Penyiksaan maupun tindakan merendahkan dan tidak manusia terhadap setiap orang terutama tersangka telah dilarang secara tegas baik oleh hukum nasional maupun internasional. Hal tersebut diantaranya diatur dalam Konvensi Anti Penyiksaan yang diratifikasi oleh Indonesia melalui UU No. 5 tahun 1998 serta UU No. 39 Tahun 1999 tentang Hak Asasi Manusia. Bahkan institusi kepolisian melalui Perkap Nomor 8 Tahun 2009 tentang Implementasi Prinsip dan Standar Hak Asasi Manusia dalam Penyelenggaraan Tugas Kepolisian Negara Republik Indonesia juga telah tegas mengatakan agar praktik penyiksaan tidak terjadi dengan memerintahkan agar tersangka diperlakukan dengan baik dan hak asasi manusia yang melekat pada dirinya juga harus tetap dihormati. Aparat seharusnya dapat melaksanakan amanat peraturan perundang-undangan dan hukum yang berlaku dengan menjauhi segala tindak tanduk yang dapat mengarah pada dugaan penyiksaan, tindakan merendahkan, serta tidak manusiawi khususnya terhadap tersangka atau pelaku kejahatan.

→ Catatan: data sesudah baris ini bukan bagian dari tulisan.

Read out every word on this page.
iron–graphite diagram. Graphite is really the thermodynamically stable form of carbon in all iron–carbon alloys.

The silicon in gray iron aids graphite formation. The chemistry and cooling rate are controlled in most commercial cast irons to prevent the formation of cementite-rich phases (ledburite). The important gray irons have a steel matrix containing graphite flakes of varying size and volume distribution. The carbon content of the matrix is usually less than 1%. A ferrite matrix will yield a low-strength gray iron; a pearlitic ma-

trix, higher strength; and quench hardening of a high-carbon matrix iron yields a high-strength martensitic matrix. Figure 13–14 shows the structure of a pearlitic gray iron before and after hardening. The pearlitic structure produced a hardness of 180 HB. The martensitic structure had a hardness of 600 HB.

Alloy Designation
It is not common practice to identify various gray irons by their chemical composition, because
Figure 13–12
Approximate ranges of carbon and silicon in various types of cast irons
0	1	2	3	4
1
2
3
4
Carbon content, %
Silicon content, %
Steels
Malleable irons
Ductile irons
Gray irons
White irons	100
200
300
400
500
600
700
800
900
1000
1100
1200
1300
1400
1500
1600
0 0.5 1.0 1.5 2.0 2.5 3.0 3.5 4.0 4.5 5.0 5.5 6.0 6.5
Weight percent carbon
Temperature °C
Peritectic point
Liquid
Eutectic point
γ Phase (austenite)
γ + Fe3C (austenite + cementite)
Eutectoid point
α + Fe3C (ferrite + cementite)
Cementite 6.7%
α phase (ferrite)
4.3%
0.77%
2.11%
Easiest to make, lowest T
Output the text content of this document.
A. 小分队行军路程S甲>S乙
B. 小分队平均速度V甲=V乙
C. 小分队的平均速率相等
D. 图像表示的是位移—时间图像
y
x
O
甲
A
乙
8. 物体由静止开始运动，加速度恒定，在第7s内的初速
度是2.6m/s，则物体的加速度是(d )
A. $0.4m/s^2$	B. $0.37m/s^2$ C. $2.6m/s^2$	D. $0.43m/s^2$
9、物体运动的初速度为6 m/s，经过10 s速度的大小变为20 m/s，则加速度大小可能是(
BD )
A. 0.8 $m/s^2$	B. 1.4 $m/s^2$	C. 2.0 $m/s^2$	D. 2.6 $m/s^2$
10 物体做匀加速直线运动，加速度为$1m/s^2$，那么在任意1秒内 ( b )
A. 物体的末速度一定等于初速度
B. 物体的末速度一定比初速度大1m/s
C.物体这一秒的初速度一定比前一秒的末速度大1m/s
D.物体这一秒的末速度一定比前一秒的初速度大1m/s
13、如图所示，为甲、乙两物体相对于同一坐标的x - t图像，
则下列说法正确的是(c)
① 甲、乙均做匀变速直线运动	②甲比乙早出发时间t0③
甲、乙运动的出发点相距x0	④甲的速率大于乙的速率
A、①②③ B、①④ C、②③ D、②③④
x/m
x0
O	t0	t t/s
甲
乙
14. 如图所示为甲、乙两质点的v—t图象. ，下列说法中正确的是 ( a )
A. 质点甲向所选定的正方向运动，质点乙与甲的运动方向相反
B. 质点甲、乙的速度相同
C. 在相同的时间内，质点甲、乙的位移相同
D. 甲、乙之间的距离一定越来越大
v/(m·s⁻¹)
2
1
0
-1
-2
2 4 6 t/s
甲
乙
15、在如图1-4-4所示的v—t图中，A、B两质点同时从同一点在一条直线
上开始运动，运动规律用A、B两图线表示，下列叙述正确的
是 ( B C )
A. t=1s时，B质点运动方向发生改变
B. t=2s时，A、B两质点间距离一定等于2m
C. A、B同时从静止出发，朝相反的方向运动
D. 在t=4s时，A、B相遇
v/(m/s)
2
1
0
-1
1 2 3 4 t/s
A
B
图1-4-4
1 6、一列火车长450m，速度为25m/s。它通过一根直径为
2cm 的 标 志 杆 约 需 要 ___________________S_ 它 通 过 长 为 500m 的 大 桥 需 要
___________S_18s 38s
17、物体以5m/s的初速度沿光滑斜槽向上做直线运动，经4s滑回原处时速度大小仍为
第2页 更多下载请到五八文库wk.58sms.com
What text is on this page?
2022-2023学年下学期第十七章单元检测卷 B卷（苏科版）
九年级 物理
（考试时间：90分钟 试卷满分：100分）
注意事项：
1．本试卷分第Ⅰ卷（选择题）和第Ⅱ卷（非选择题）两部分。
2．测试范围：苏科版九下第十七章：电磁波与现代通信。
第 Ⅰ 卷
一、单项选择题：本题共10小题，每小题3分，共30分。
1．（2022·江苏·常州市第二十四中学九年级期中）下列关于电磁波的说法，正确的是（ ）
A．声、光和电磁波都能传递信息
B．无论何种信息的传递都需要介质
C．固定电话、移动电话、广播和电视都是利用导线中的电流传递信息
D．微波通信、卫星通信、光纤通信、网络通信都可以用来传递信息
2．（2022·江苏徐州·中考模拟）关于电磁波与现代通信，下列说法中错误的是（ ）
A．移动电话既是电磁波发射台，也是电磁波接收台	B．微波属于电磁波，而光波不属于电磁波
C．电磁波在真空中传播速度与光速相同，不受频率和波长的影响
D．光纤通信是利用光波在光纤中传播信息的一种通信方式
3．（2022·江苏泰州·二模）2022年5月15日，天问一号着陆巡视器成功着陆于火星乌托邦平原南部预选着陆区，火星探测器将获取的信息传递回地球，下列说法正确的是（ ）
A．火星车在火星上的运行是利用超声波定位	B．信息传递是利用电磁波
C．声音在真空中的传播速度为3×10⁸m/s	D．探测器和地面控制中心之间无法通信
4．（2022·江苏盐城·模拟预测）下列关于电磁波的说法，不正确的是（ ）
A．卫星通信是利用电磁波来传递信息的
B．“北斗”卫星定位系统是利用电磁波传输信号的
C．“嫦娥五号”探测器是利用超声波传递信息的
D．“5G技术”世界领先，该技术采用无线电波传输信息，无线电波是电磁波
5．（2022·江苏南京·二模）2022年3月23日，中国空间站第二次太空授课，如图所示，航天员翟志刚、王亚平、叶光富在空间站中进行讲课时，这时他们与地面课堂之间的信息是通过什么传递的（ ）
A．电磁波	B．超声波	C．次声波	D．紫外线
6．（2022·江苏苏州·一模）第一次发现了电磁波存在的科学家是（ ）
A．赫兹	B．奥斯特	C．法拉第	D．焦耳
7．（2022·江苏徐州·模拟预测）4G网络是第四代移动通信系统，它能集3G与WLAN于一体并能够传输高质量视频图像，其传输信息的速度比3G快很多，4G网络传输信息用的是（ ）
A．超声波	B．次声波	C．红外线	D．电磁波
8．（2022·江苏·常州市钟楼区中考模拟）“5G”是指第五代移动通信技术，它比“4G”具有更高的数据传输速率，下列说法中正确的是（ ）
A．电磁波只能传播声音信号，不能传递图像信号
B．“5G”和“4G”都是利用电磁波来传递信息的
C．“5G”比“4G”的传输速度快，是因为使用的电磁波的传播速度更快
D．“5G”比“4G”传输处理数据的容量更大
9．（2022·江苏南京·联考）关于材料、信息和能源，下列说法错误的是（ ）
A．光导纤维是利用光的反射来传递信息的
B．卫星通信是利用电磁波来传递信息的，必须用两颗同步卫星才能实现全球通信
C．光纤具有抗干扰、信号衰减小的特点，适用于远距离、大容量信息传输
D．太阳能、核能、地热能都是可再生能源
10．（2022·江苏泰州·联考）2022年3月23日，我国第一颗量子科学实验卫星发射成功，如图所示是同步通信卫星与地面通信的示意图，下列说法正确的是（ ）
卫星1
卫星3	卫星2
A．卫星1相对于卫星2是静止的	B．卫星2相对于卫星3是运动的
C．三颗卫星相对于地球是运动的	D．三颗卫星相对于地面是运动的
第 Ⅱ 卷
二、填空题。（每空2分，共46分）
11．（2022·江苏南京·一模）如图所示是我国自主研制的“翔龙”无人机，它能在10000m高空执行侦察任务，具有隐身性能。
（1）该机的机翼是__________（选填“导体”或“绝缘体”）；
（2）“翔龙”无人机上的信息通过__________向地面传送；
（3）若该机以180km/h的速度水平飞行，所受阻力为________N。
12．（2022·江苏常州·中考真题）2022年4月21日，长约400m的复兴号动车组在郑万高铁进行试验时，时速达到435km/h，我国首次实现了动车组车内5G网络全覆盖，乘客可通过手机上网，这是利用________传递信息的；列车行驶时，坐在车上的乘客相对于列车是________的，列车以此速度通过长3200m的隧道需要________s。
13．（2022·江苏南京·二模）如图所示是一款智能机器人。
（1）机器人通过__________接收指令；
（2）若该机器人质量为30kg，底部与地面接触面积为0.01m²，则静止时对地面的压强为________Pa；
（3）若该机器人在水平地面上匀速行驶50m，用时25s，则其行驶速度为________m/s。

Hingga saat ini belum diketahui secara pasti oknum yang menjadi dalang kejadian dalam video tersebut, namun ICJR pertama-tama perlu menekankan agar dugaan perlakuan tidak manusiawi tersebut perlu diusut secara tuntas apabila kemudian diketahui benar terjadi di area institusi kepolisian.
ICJR juga mengingatkan bahwa dalam upaya mengusut kasus perbuatan diskriminatif terhadap kelompok minoritas dalam hal ini transpuan yang termarjinalkan, yang harus menjadi fokus utama aparat penegak hukum adalah adanya pengembalian kehormatan korban dan penggantian kerugian yang diderita korban.
Harusnya polisi melakukan langkah-langkah restoratif yang memulihkan korban. Polisi dapat mendorong adanya permintaan maaf dari pelaku kepada korban, mengupayakan pelaku ganti rugi kepada korban, misalnya dengan kewajiban pelaku memberikan sembako kepada korban dan kelompok minoritas lainnya yang termarjinalkan. Upaya-upaya restoratif tersebut untuk memupuk rasa tanggung jawab pelaku sambil juga memulihkan korban, bukan malah membiarkan terjadinya perlakuan tidak manusiawi kepada pelaku.